On Thursday, Stifel analysts announced an upgrade for Canadian National Railway (TSX:CNR) (NYSE:CNI) stock, changing its status from Hold to Buy, albeit with a reduced price target of $120.00, down from the previous $132.00. This decision comes after a period of challenges for the company, including a Canadian port strike which has affected its operations since May.
According to InvestingPro data, CNI is currently trading near its 52-week low of $98.96, with 17 analysts recently revising their earnings expectations downward for the upcoming period.
Canadian National Railway's fourth quarter was marked by a year-over-year decline in revenue ton-miles (RTMs) of 3.2%, although there was a near 5% sequential improvement in volumes. The company's Q4 revenues are expected to fall by 2.3% to $4,370m CAD.
Despite the company's efforts to maintain low single-digit growth, the disruptions in Q4 are likely to hinder Canadian National from achieving its full-year 2024 guidance. The company maintains impressive gross profit margins of 55.08% and will report its next earnings on January 30, 2025.
For the fiscal year 2024, Stifel projects a 2.8% decrease in the company's earnings per share (EPS) to USD $5.25 or $7.20 CAD. The firm anticipates a quarterly volume-driven sequential improvement in the operating ratio (OR) by 160 basis points to 61.5% for Q4, although this still represents a year-over-year deterioration of 256 basis points. The expected full-year 2024 OR is forecasted to be 62.6%, a decline of 180 basis points.

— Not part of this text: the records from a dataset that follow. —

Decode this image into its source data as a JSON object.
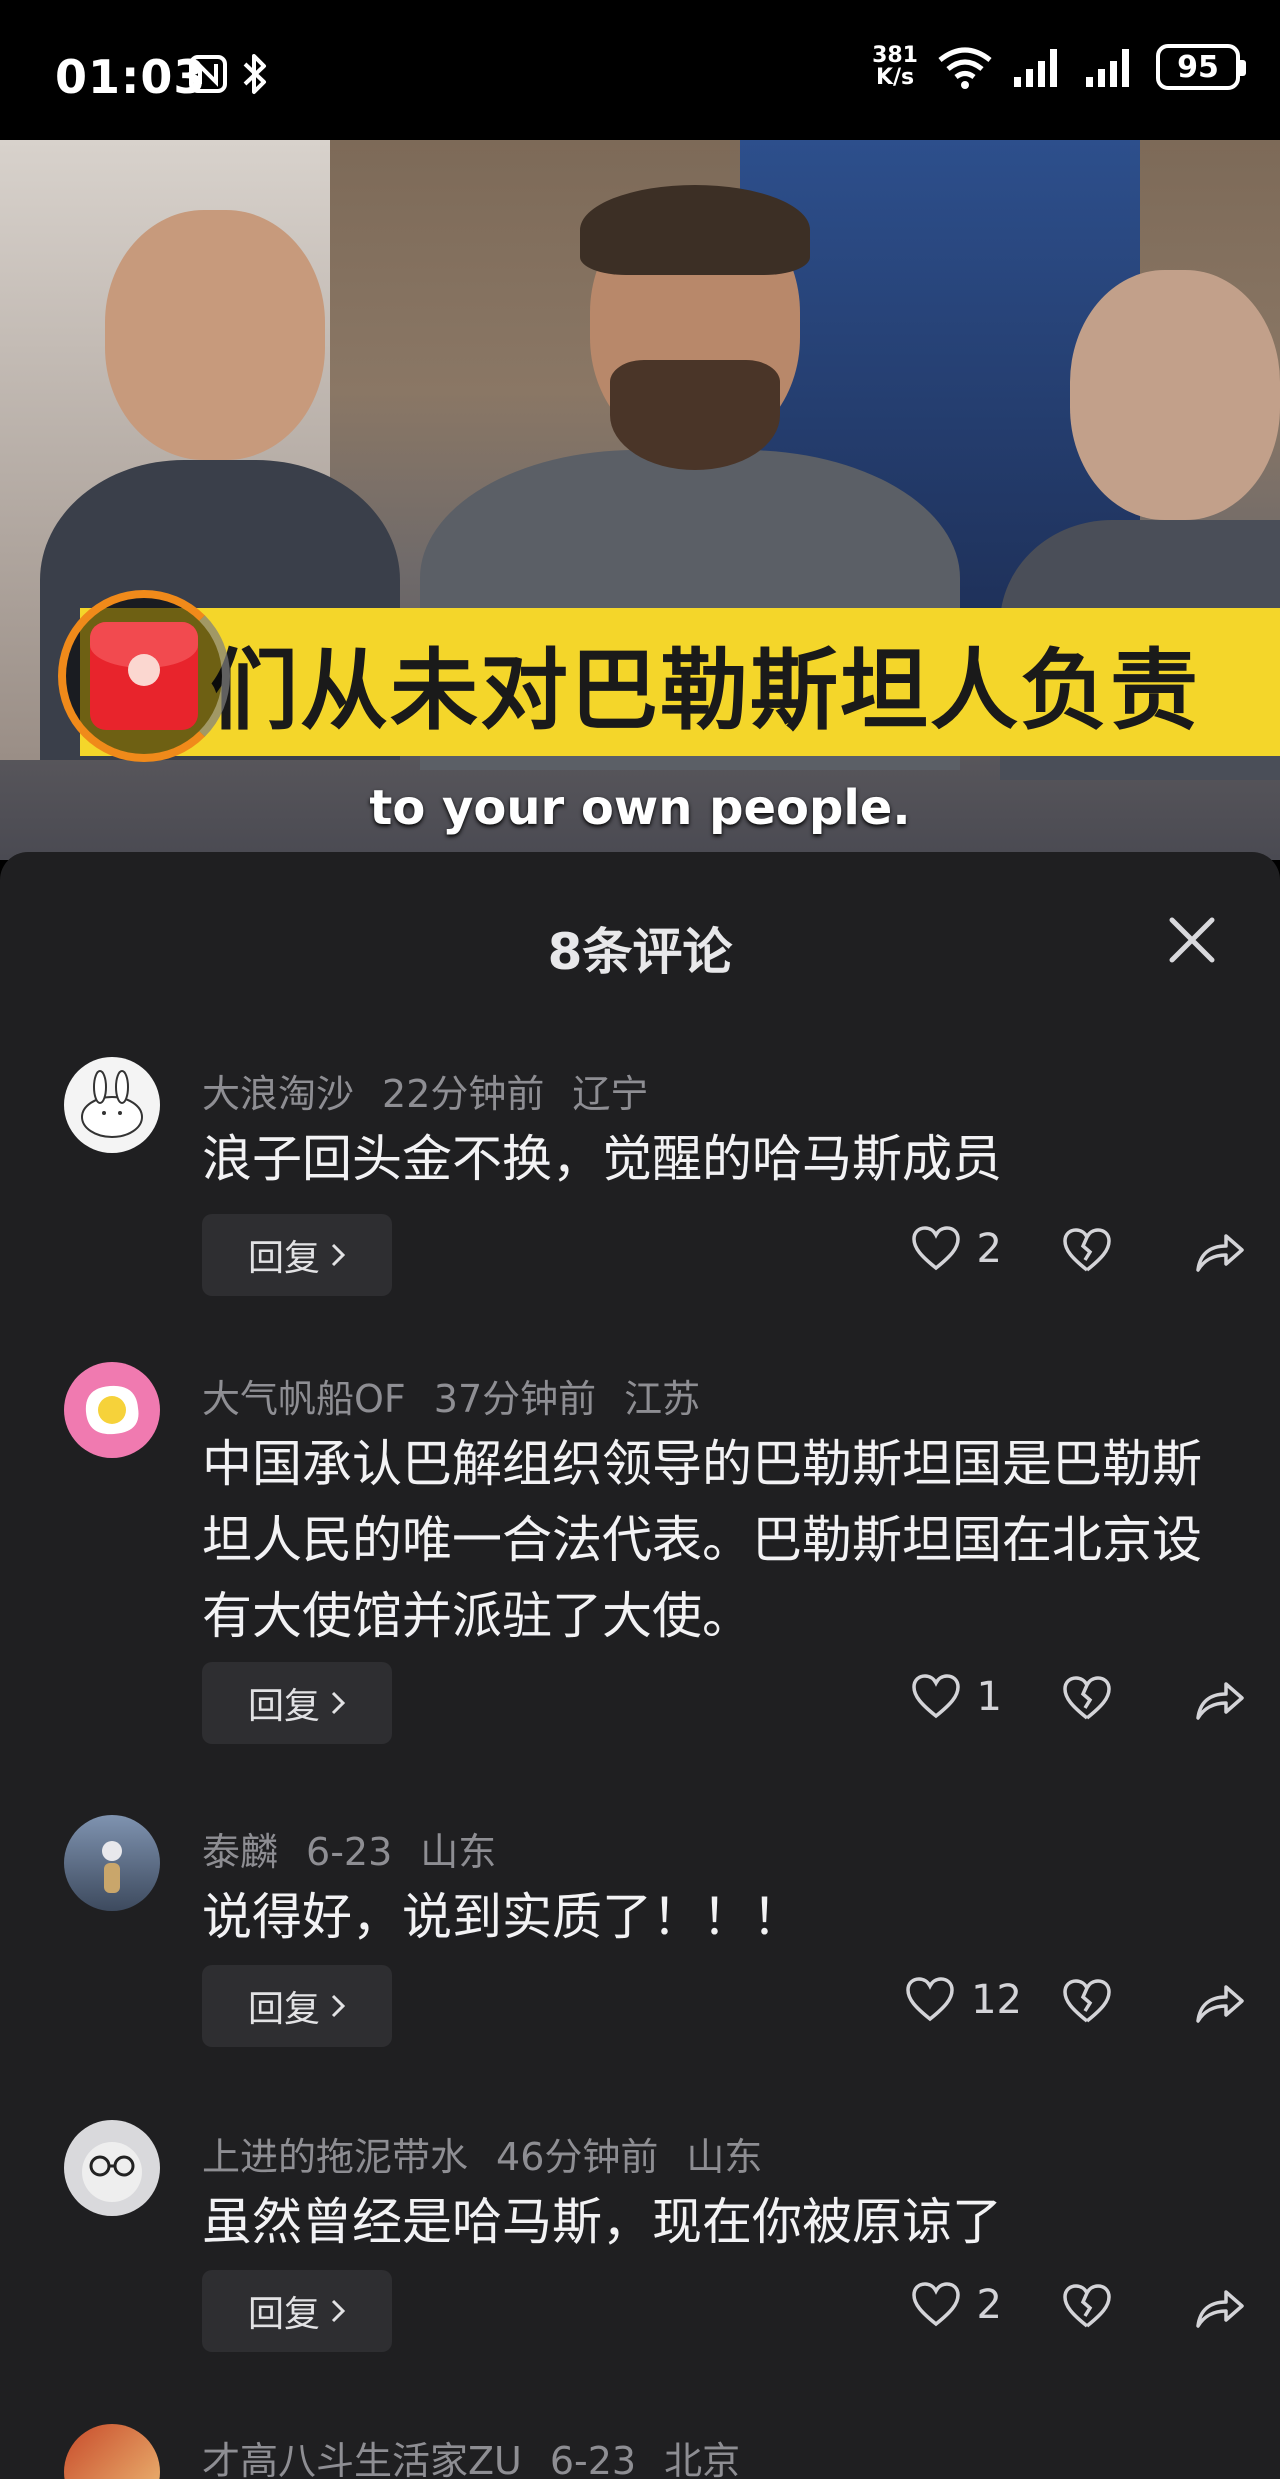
{
  "status_bar": {
    "time": "01:03",
    "net_speed_value": "381",
    "net_speed_unit": "K/s",
    "battery": "95"
  },
  "video": {
    "subtitle_cn": "们从未对巴勒斯坦人负责",
    "subtitle_en": "to your own people."
  },
  "panel": {
    "title": "8条评论"
  },
  "comments": [
    {
      "user": "大浪淘沙",
      "time": "22分钟前",
      "location": "辽宁",
      "text": "浪子回头金不换，觉醒的哈马斯成员",
      "likes": "2",
      "reply_label": "回复"
    },
    {
      "user": "大气帆船OF",
      "time": "37分钟前",
      "location": "江苏",
      "text": "中国承认巴解组织领导的巴勒斯坦国是巴勒斯坦人民的唯一合法代表。巴勒斯坦国在北京设有大使馆并派驻了大使。",
      "likes": "1",
      "reply_label": "回复"
    },
    {
      "user": "泰麟",
      "time": "6-23",
      "location": "山东",
      "text": "说得好，说到实质了！！！",
      "likes": "12",
      "reply_label": "回复"
    },
    {
      "user": "上进的拖泥带水",
      "time": "46分钟前",
      "location": "山东",
      "text": "虽然曾经是哈马斯，现在你被原谅了",
      "likes": "2",
      "reply_label": "回复"
    },
    {
      "user": "才高八斗生活家ZU",
      "time": "6-23",
      "location": "北京"
    }
  ]
}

The analysts noted that the stock's performance has been reflective of underperformance relative to expectations for most of the year. However, they also pointed out that the underperformance was not due to the company's own actions. With shares having fallen approximately 14% since the beginning of Q4 and trading at 18 times Stifel's 2025 EPS estimate, the analysts see the current valuation as an opportunity.
They believe the stock has the potential for upside as Canadian National stabilizes and shifts focus back to growth initiatives. InvestingPro analysis suggests the stock is currently undervalued, with additional insights available in the comprehensive Pro Research Report, which provides deep-dive analysis of CNI's financials, valuation metrics, and growth prospects.
In other recent news, Canadian National Railway has seen significant developments. The company recently reported a 2% increase in earnings per share year-over-year, reaching $1.72 in the third quarter of 2024. Revenue also increased by 3%, driven by long-haul intermodal and refined petroleum products. In addition, Canadian National Railway reached a new labor agreement with Unifor, expected to provide stability and support for its continued commitment to safe and efficient transport services.
Furthermore, the company's stock has been upgraded by several analyst firms. Jefferies upgraded the stock from Hold to Buy, citing a favorable business climate that could stimulate demand for transportation and logistics services. Evercore ISI also raised its rating to Outperform, suggesting that even modest financial improvements could help the shares recover. Citi, too, upgraded the stock from Neutral to Buy, based on the potential for a high single-digit earnings per share compound annual growth rate through 2027.
These recent developments indicate a positive trajectory for the company as it continues to navigate the market landscape. However, investors should note that these are merely highlights of recent news, and thorough due diligence is recommended before making any investment decisions.